Updated in: 28 February 2024 - 12:38

Bogota suspend talks with FARC after general’s abduction

Colombia has suspended peace negotiations with the leftist rebels of the Revolutionary Armed Forces of Colombia (FARC), as the army investigates the kidnapping of a general.
News ID: 61543
Publish Date: 17November 2014 - 16:00

Bogota suspend talks with FARC after general’s abduction

~“Negotiations with #FARC are suspended until the facts of the kidnapping of general (Ruben) Alzate are clarified,” the Ministry of Defense said in a tweet, citing Colombian President Juan Manuel Santos on Sunday.

Alzate and two civilians were taken hostage on Sunday while traveling along a remote river in western Colombia. A fourth soldier who succeeded in escaping said that the captors were members of the 34th front of FARC.

President Santos ordered Defense Minister Juan Carlos Pinzon to travel to the Choco department town of Quibdo to oversee a probe into the abduction of Alzate.

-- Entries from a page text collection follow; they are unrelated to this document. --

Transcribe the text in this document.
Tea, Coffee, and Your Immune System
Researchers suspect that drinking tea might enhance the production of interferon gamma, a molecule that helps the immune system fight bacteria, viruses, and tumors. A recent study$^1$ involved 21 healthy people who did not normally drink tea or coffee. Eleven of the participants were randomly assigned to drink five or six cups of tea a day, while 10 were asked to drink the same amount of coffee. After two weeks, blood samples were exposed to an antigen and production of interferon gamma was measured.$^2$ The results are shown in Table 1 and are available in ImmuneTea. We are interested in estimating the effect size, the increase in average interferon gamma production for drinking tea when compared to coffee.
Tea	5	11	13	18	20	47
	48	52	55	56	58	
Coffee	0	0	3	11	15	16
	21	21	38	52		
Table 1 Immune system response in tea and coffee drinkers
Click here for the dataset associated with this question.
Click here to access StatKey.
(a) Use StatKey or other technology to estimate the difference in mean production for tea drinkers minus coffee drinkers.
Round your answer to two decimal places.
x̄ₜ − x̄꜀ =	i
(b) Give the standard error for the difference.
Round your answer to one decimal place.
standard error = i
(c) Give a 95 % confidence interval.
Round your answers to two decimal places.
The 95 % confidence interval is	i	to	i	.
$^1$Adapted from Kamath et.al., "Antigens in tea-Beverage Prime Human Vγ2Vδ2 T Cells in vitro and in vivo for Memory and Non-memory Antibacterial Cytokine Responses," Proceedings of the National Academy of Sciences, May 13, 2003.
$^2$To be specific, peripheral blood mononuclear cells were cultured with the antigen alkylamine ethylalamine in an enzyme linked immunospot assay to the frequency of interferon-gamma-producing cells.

“We demand that his captors (all signs point to the FARC) set him free as soon as possible, and safe and sound,” Santos said in a message posted on Twitter.

Pinzon also said late Sunday that when a kidnapping takes place, “the only ones responsible are the kidnappers, in this case the FARC terrorists.” He added that the International Red Cross has been contacted in an attempt to help the release of the captives.

The peace talks between the Colombian government and the rebels had started in November 2012. There had not been a bilateral truce during the negotiations.

The rebels vowed to stop abducting civilians for ransom in 2012. However, they reserved the right to take police and soldiers captive as prisoners of war.

The FARC is Latin America’s oldest insurgent group and has been fighting the government since 1964. The rebel organization is thought to have around 8,000 fighters operating across a large swathe of the eastern jungles of the Andean country.